Darf jetzt jeder fordern, von Gesetzen verschont zu werden? Jobmesse droht Hamburg mit Abwanderung – wenn der Senat nicht spurt
Hamburg – Es wirkt wie ein Erpressungsversuch mit Ansage: Laut Hamburger Abendblatt vom 9.7.2025 stellt der Veranstalter einer Jobmesse in Hamburg der Politik ein Ultimatum – und droht offen mit Rückzug aus der #Hansestadt, sollte der Senat sich nicht über geltendes Recht hinwegsetzen. Der Grund: Die Arbeitsschutzbehörde hat bei einer Messe im Cruise Center #Altona Verstöße gegen das Sonntagsarbeitsverbot festgestellt und Konsequenzen angekündigt.
Was folgte, war keine Einsicht, sondern ein Brandbrief – samt der Forderung nach einer Ausnahmegenehmigung. Sollte diese nicht erteilt werden, wolle man Hamburg als Veranstaltungsort künftig meiden. Eine klare Botschaft: Wer die Regeln durchsetzt, wird abgestraft.
Brisant ist dabei, dass es sich um kein einmaliges Versehen handelt. Die Sonntagsöffnung fand offenbar seit Jahren statt – ohne rechtskonforme Genehmigung. Als die Aufsichtsbehörde Anfang des Jahres auf der Messe kontrollierte, flatterten den Ausstellern im Nachgang Schreiben ins Haus. Darin wurden Bußgelder von bis zu 30.000 Euro angedroht – für den Fall erneuter Verstöße. Dass sich darunter auch öffentliche Arbeitgeber wie Polizei, Zoll und Stadtreinigung befanden, macht die Gemengelage nicht besser – sondern eher absurder.
Gleiches Recht für alle – oder nur, wenn es passt?
Die Veranstalterfirma, die bundesweit 21 Jobmessen organisiert, sieht darin jedoch keinen Regelverstoß, sondern einen politischen Affront. Geschäftsführer Stefan Süß beklagt im Abendblatt-Artikel, man werde daran gehindert, „tausenden Besuchern“ eine Messe zu ermöglichen – als sei der Rechtsbruch nur ein Kollateralschaden im Namen der guten Sache. Dabei stellt sich eine viel grundlegendere Frage: Wer darf in einem Rechtsstaat fordern, von Regeln ausgenommen zu werden – nur weil das eigene Geschäftsmodell sonst nicht funktioniert?
Mit dieser Logik könnte auch jeder Kneipenwirt verlangen, dass Drogenrazzien unterbleiben – schließlich sei der Umsatz am Wochenende besonders wichtig. Oder jeder Konzern fordern, keine Steuerprüfungen zu erhalten, solange Jobs geschaffen werden. Das Prinzip des Rechtsstaats sieht anders aus.
Politik unter Druck – aber wer bestimmt die Spielregeln?
Der Druck auf den Senat wird politisch flankiert: Sowohl Polizeigewerkschaft als auch CDU äußern sich laut Abendblatt empört über die Maßnahme der Behörden. CDU-Politiker Sandro Kappe spricht gar davon, Hamburg behindere „aktiv Job- und Berufsmessen“. Dabei ignoriert auch er die entscheidende Tatsache: Nicht die Messe wurde behindert – sondern die Einhaltung geltenden Rechts eingefordert.

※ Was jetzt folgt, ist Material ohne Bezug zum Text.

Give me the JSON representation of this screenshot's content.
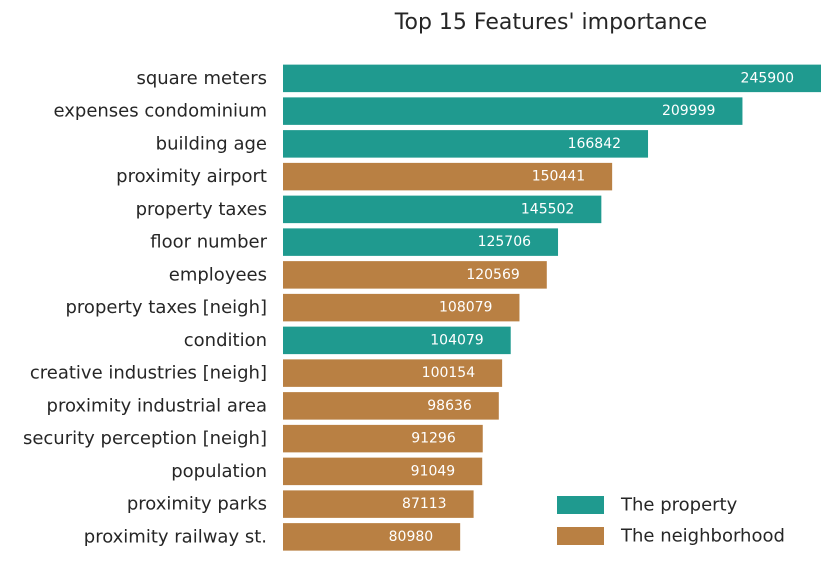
{
  "chart_data": {
    "type": "bar",
    "orientation": "horizontal",
    "title": "Top 15 Features' importance",
    "xlabel": "",
    "ylabel": "",
    "xlim": [
      0,
      245900
    ],
    "grid": false,
    "legend_position": "lower-right",
    "categories": [
      "square meters",
      "expenses condominium",
      "building age",
      "proximity airport",
      "property taxes",
      "floor number",
      "employees",
      "property taxes [neigh]",
      "condition",
      "creative industries [neigh]",
      "proximity industrial area",
      "security perception [neigh]",
      "population",
      "proximity parks",
      "proximity railway st."
    ],
    "values": [
      245900,
      209999,
      166842,
      150441,
      145502,
      125706,
      120569,
      108079,
      104079,
      100154,
      98636,
      91296,
      91049,
      87113,
      80980
    ],
    "groups": [
      "property",
      "property",
      "property",
      "neighborhood",
      "property",
      "property",
      "neighborhood",
      "neighborhood",
      "property",
      "neighborhood",
      "neighborhood",
      "neighborhood",
      "neighborhood",
      "neighborhood",
      "neighborhood"
    ],
    "series": [
      {
        "key": "property",
        "name": "The property",
        "color": "#1f9a8f"
      },
      {
        "key": "neighborhood",
        "name": "The neighborhood",
        "color": "#b98043"
      }
    ]
  }
}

Die Diskussion offenbart ein bedenkliches Muster: Wer laut genug droht und prominent genug klagt, soll offenbar Sonderrechte einfordern dürfen. Dass dies einer modernen Demokratie gefährlich nahe an Erpressung grenzt, scheint dabei niemanden mehr zu stören.
Hamburg täte gut daran, sich nicht auf dieses Spiel einzulassen. Denn Rechtsstaatlichkeit bemisst sich nicht daran, wie viel Publikum eine Messe zieht – sondern ob das Recht für alle gilt. Auch an einem Sonntag.